Centrifugal pump motors use mechanical rotation to add velocity to a pumped liquid

Centrifugal pump motors use mechanical rotation to add velocity to a pumped liquid. This velocity increases a liquid’s pressure.

The fluid enters the pump axially at a smaller diameter known as an impeller eye and progresses radially outwards through a set of curved vanes and then into a discharge nozzle.

The Impeller

An impeller is the rotating pumping element that transmits mechanical energy from the motor to pumped medium. It is designed with backward curved vanes that are connected to a shaft and can be found in centrifugal pumps of all sizes.

The pump casing transforms the velocity generated by the impeller into a controlled and stable flow of water. It is also responsible for converting the kinetic energy discharged at the outlet to pressure energy.

This is accomplished when the impeller precesses - it moves away from the valve plate while reversing direction of rotation - until it reaches the top of the reciprocation cylinder or top-dead-center (TDC). This is when the connection between the trapped fluid chamber and the pump’s discharge port closes. The resulting pressure is transmitted through the pipework system to the application. The velocity of the pumped liquid can be adjusted by adjusting the casing diameter which can result in a different flow rate or head.

The Shaft

The shaft is a central element of the pump motor. It transfers power from the driver to the impeller. It must also withstand vibration from passing vane frequency, critical speeds and harmonics to prevent fatigue failure.

It must withstand radial hydraulic forces, especially at the keyway, fillet radius or snap ring grooves and it must be able to handle bending stresses at its weakest points such as the radius, shoulder and the key-seat. Shaft fractures from bending stress occur when the load exceeds the material’s elastic limit. The fracture type is dependent on the number of cycles, periodicity and distance (strain or amplitude) of the bending stress.

The shaft must be sealed from the pumped liquid using a mechanical seal or packed gland. The stationary part of the seal is held in place on the shaft by a set screw while the rotary portion is fitted to the casing or seal chamber bore. Mechanical seals require the pumped liquid to lubricate and cool the packing so they can perform their function correctly.

The Pump Head

The pump head is a circular, watertight casing that holds the impeller. It is the part of the centrifugal pump that imparts velocity to the liquid and generates head (pressure).

The difference between head and pressure is that given head is fluid independent while pressure is dependent on gravity. As a result, the same head will create different pressures for different fluids with different relative densities.

A mechanical seal or packed gland is used to envelop the shaft and casing providing a tight fit and sealing against pressure and frictional forces. Packed glands use a series of segmented rings that are sealed together with oil lubricating the packing which is cooled by the pumped fluid.

Centrifugal pumps are rated for a range of horsepower. Each pump has a performance curve that shows various performance metrics including head and flow at specific flow rates. The point where the pump curve and system curve intersect is the operating point.

The Pump Body

Centrifugal pumps are simple, cost effective and versatile. They are best suited to liquids that have low viscosity and pour like water or light oils and can be used in many applications.
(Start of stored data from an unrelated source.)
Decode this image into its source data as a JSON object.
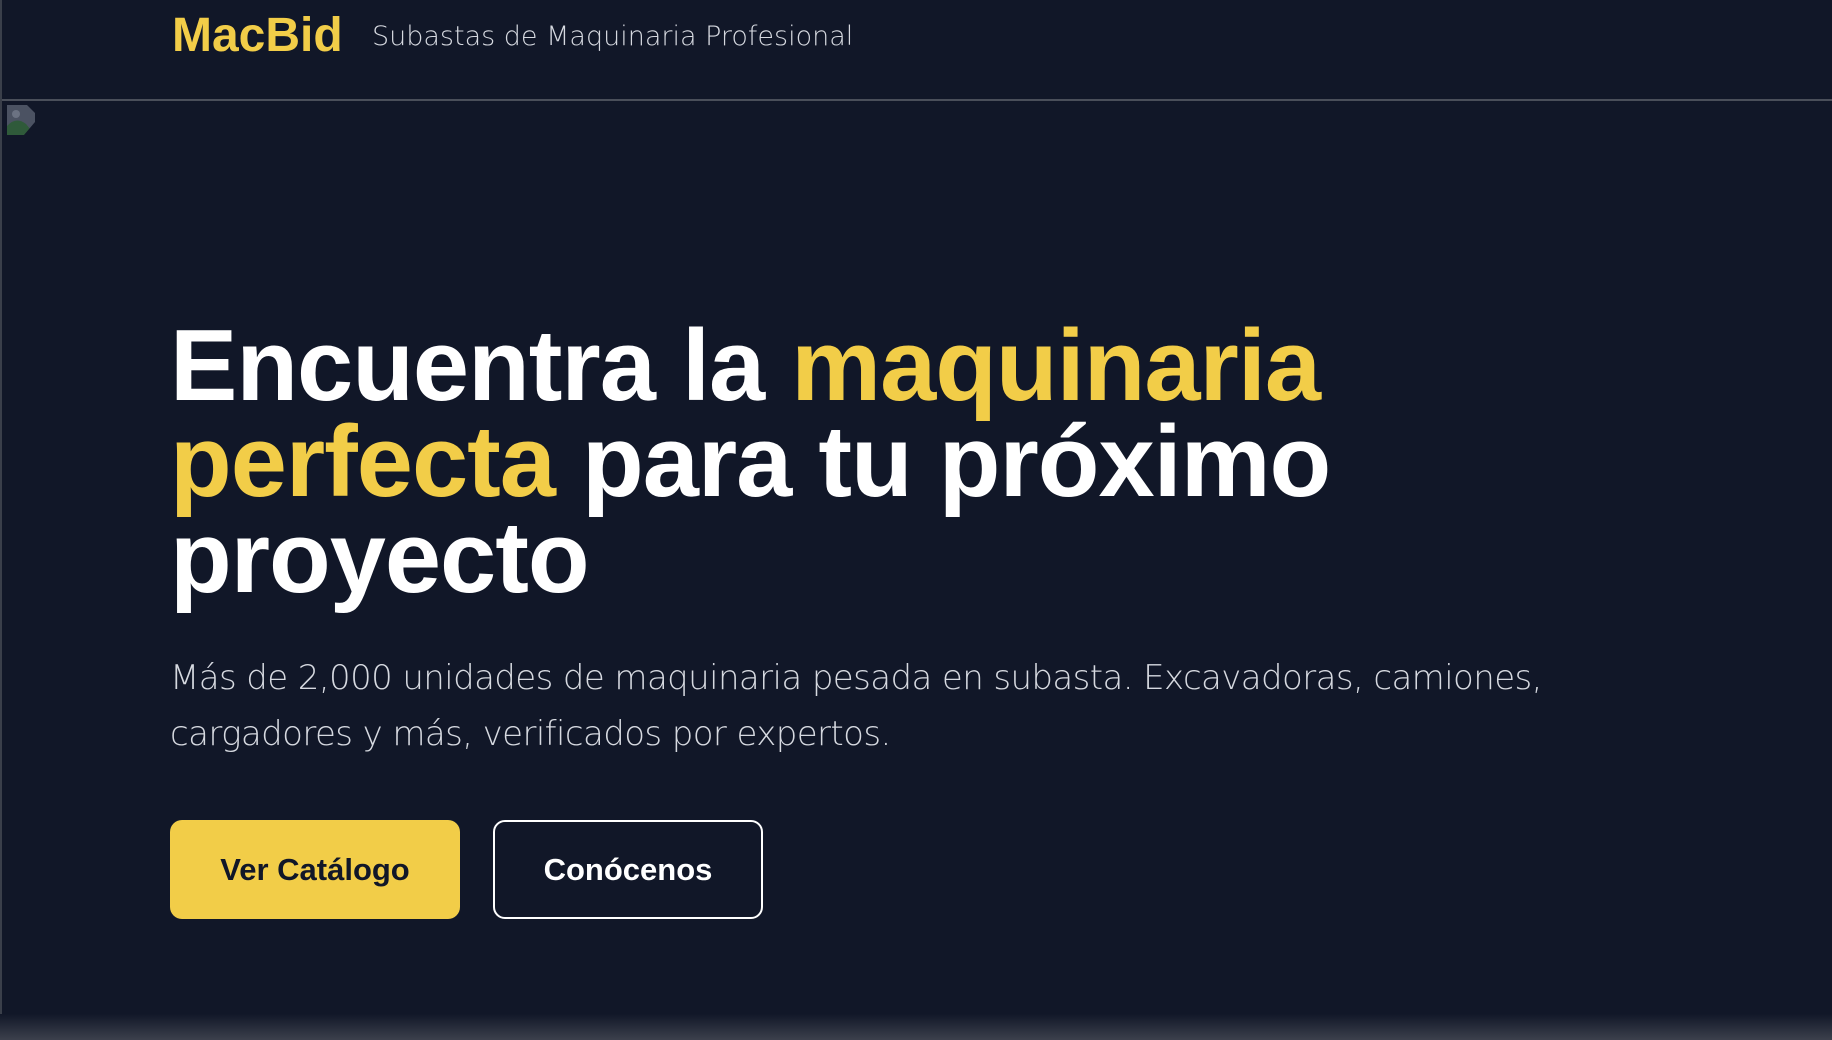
{
  "header": {
    "logo": "MacBid",
    "tagline": "Subastas de Maquinaria Profesional"
  },
  "hero": {
    "headline": {
      "part1": "Encuentra la ",
      "highlight1": "maquinaria perfecta",
      "part2": " para tu próximo proyecto"
    },
    "description": "Más de 2,000 unidades de maquinaria pesada en subasta. Excavadoras, camiones, cargadores y más, verificados por expertos.",
    "primary_button": "Ver Catálogo",
    "secondary_button": "Conócenos"
  },
  "colors": {
    "background": "#111728",
    "accent": "#f2cd48"
  }
}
They are typically made of cast iron, stamped steel or plastic. They can also be made of stainless steel, exotic alloys or bronze to handle corrosive or abrasive liquids. They can also be manufactured to meet sanitary requirements.

The pump casing (called a volute) is shaped similar to a snail shell and widens as it goes towards the discharge port. The casing helps decrease the speed/flow of the water and increases pressure.

The suction pipe is connected to the inlet of the casing and the water is dipped through a foot valve and strainer. This helps prevent the pump from flooding. The gland packing is a set of segmented rings that are wound around the shaft and require pumped liquid to lubricate and cool them.